Son olarak, abime, yengeme, yiğenime,
bacıma selam eder, haklarını helal etmelerini
dilerim. Nişanlıma da selam eder, Cenab-ı
Allah'ın mutlu bir yuva kurması için ona
yardımcı olmasını dilerim.
Oğlunuz Mustafa.

kendi davası uğruna başı eğilmeyen her nefere selam olsun.
bugün 35. yılıdır.
sağa darbe vurmuştur.

solada darbe vurmuştur.

işin içinden sıyrılan şimdi başımızda bulunanlar olmuştur.

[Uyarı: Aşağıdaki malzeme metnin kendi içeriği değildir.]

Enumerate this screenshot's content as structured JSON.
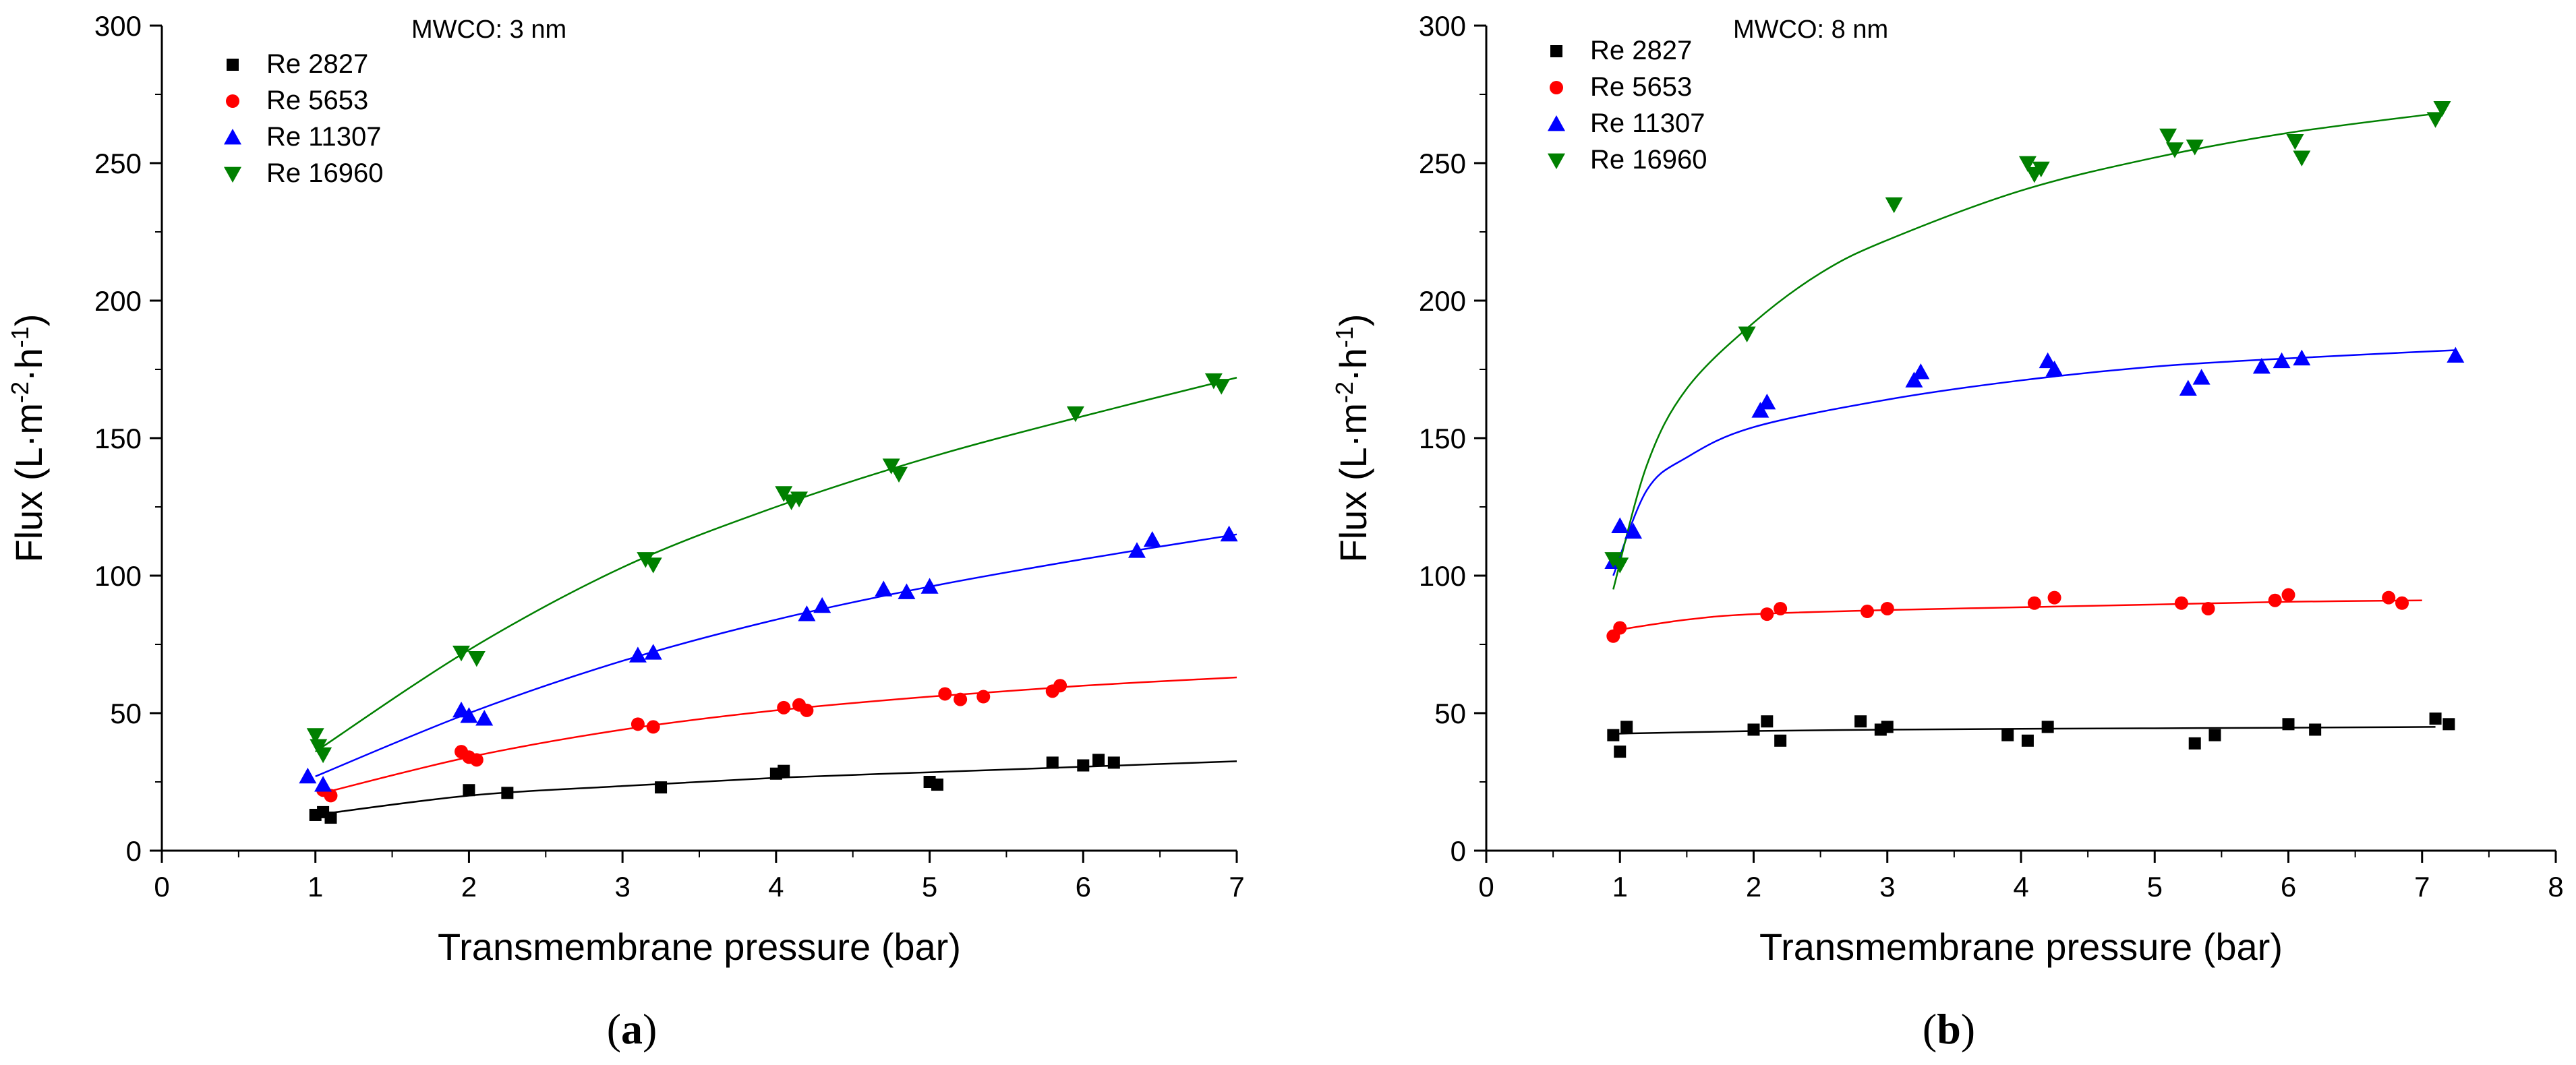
{
  "chart_data": [
    {
      "type": "scatter",
      "panel": "(a)",
      "caption_letter": "a",
      "annotation": "MWCO: 3 nm",
      "xlabel": "Transmembrane pressure (bar)",
      "ylabel": "Flux (L·m⁻²·h⁻¹)",
      "ylabel_parts": {
        "base": "Flux (L·m",
        "sup1": "-2",
        "mid": "·h",
        "sup2": "-1",
        "end": ")"
      },
      "xlim": [
        0,
        7
      ],
      "ylim": [
        0,
        300
      ],
      "xticks": [
        0,
        1,
        2,
        3,
        4,
        5,
        6,
        7
      ],
      "yticks": [
        0,
        50,
        100,
        150,
        200,
        250,
        300
      ],
      "legend_position": "top-left",
      "series": [
        {
          "name": "Re 2827",
          "color": "#000000",
          "marker": "square",
          "x": [
            1.0,
            1.05,
            1.1,
            2.0,
            2.25,
            3.25,
            4.0,
            4.05,
            5.0,
            5.05,
            5.8,
            6.0,
            6.1,
            6.2
          ],
          "y": [
            13,
            14,
            12,
            22,
            21,
            23,
            28,
            29,
            25,
            24,
            32,
            31,
            33,
            32
          ],
          "fit": {
            "x": [
              1.0,
              2,
              3,
              4,
              5,
              6,
              7
            ],
            "y": [
              13,
              20,
              23.5,
              26.5,
              28.5,
              30.5,
              32.5
            ]
          }
        },
        {
          "name": "Re 5653",
          "color": "#ff0000",
          "marker": "circle",
          "x": [
            1.05,
            1.1,
            1.95,
            2.0,
            2.05,
            3.1,
            3.2,
            4.05,
            4.15,
            4.2,
            5.1,
            5.2,
            5.35,
            5.8,
            5.85
          ],
          "y": [
            22,
            20,
            36,
            34,
            33,
            46,
            45,
            52,
            53,
            51,
            57,
            55,
            56,
            58,
            60
          ],
          "fit": {
            "x": [
              1.05,
              2,
              3,
              4,
              5,
              6,
              7
            ],
            "y": [
              21,
              34,
              44,
              51,
              56,
              60,
              63
            ]
          }
        },
        {
          "name": "Re 11307",
          "color": "#0000ff",
          "marker": "triangle-up",
          "x": [
            0.95,
            1.05,
            1.95,
            2.0,
            2.1,
            3.1,
            3.2,
            4.2,
            4.3,
            4.7,
            4.85,
            5.0,
            6.35,
            6.45,
            6.95
          ],
          "y": [
            27,
            24,
            51,
            49,
            48,
            71,
            72,
            86,
            89,
            95,
            94,
            96,
            109,
            113,
            115
          ],
          "fit": {
            "x": [
              1.0,
              2,
              3,
              4,
              5,
              6,
              7
            ],
            "y": [
              27,
              50,
              69,
              84,
              96,
              106,
              115
            ]
          }
        },
        {
          "name": "Re 16960",
          "color": "#008000",
          "marker": "triangle-down",
          "x": [
            1.0,
            1.02,
            1.05,
            1.95,
            2.05,
            3.15,
            3.2,
            4.05,
            4.1,
            4.15,
            4.75,
            4.8,
            5.95,
            6.85,
            6.9
          ],
          "y": [
            42,
            38,
            35,
            72,
            70,
            106,
            104,
            130,
            127,
            128,
            140,
            137,
            159,
            171,
            169
          ],
          "fit": {
            "x": [
              1.0,
              2,
              3,
              4,
              5,
              6,
              7
            ],
            "y": [
              36,
              73,
              103,
              125,
              143,
              158,
              172
            ]
          }
        }
      ]
    },
    {
      "type": "scatter",
      "panel": "(b)",
      "caption_letter": "b",
      "annotation": "MWCO: 8 nm",
      "xlabel": "Transmembrane pressure (bar)",
      "ylabel": "Flux (L·m⁻²·h⁻¹)",
      "ylabel_parts": {
        "base": "Flux (L·m",
        "sup1": "-2",
        "mid": "·h",
        "sup2": "-1",
        "end": ")"
      },
      "xlim": [
        0,
        8
      ],
      "ylim": [
        0,
        300
      ],
      "xticks": [
        0,
        1,
        2,
        3,
        4,
        5,
        6,
        7,
        8
      ],
      "yticks": [
        0,
        50,
        100,
        150,
        200,
        250,
        300
      ],
      "legend_position": "top-left",
      "series": [
        {
          "name": "Re 2827",
          "color": "#000000",
          "marker": "square",
          "x": [
            0.95,
            1.0,
            1.05,
            2.0,
            2.1,
            2.2,
            2.8,
            2.95,
            3.0,
            3.9,
            4.05,
            4.2,
            5.3,
            5.45,
            6.0,
            6.2,
            7.1,
            7.2
          ],
          "y": [
            42,
            36,
            45,
            44,
            47,
            40,
            47,
            44,
            45,
            42,
            40,
            45,
            39,
            42,
            46,
            44,
            48,
            46
          ],
          "fit": {
            "x": [
              0.95,
              2,
              3,
              4,
              5,
              6,
              7.1
            ],
            "y": [
              42.5,
              43.5,
              44,
              44.3,
              44.5,
              44.7,
              45
            ]
          }
        },
        {
          "name": "Re 5653",
          "color": "#ff0000",
          "marker": "circle",
          "x": [
            0.95,
            1.0,
            2.1,
            2.2,
            2.85,
            3.0,
            4.1,
            4.25,
            5.2,
            5.4,
            5.9,
            6.0,
            6.75,
            6.85
          ],
          "y": [
            78,
            81,
            86,
            88,
            87,
            88,
            90,
            92,
            90,
            88,
            91,
            93,
            92,
            90
          ],
          "fit": {
            "x": [
              0.95,
              1.5,
              2,
              3,
              4,
              5,
              6,
              7
            ],
            "y": [
              80,
              84,
              86,
              87.5,
              88.5,
              89.5,
              90.5,
              91
            ]
          }
        },
        {
          "name": "Re 11307",
          "color": "#0000ff",
          "marker": "triangle-up",
          "x": [
            0.95,
            1.0,
            1.1,
            2.05,
            2.1,
            3.2,
            3.25,
            4.2,
            4.25,
            5.25,
            5.35,
            5.8,
            5.95,
            6.1,
            7.25
          ],
          "y": [
            105,
            118,
            116,
            160,
            163,
            171,
            174,
            178,
            175,
            168,
            172,
            176,
            178,
            179,
            180
          ],
          "fit": {
            "x": [
              0.95,
              1.2,
              1.5,
              2,
              3,
              4,
              5,
              6,
              7.25
            ],
            "y": [
              100,
              131,
              143,
              154,
              164,
              171,
              176,
              179,
              182
            ]
          }
        },
        {
          "name": "Re 16960",
          "color": "#008000",
          "marker": "triangle-down",
          "x": [
            0.95,
            1.0,
            1.95,
            3.05,
            4.05,
            4.1,
            4.15,
            5.1,
            5.15,
            5.3,
            6.05,
            6.1,
            7.1,
            7.15
          ],
          "y": [
            106,
            104,
            188,
            235,
            250,
            246,
            248,
            260,
            255,
            256,
            258,
            252,
            266,
            270
          ],
          "fit": {
            "x": [
              0.95,
              1.2,
              1.5,
              2,
              2.5,
              3,
              4,
              5,
              6,
              7.1
            ],
            "y": [
              95,
              140,
              168,
              192,
              210,
              222,
              240,
              252,
              261,
              268
            ]
          }
        }
      ]
    }
  ]
}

memleketin gencecik evlatları gittikten sonra hadiseler bir gecede kesilmiştir.

mezarında rahat yatama evren.
halen kullandığımız anayasanın yazılmasına sebep olan, insanların ağır işkenceler gördüğü, devlet terörünün tavan yaptığı ve insanların uzun yıllar siyasetten korkmasına sebep olmuş karanlık dönem.
sağdan da soldan da zehir gibi gençleri harcayıp şu anki bağnaz adamları başımıza saran darbenin yapıldığı tarihtir.
Karanlık günlerin bir başka başlangıcıdır. Kenan evren'in mekanının cehennem olması dileğiyle.
büyüklerimizin hüzünle andığı tarihtir.

belki o anı yaşamadım ama allah bu millete bir daha bunları yaşatmasın dileğiyle...
darbeden Zarar görmeyen badem bıyıklılar, neo-liberaller, ağır ulusalcılar ve siyasal islamcilar 35 yıldır ülkenin ve bizim belamızı sikti.
Çünkü 35 yıldır dönüşümlü olarak iktidarı paylaştılar.

son olarak darbeyi yapan kişi ve kişilerin.
ölmüş olanlarının toprağını belliyim.
Sağ olanlara ise acı içinde ölüm diliyorum.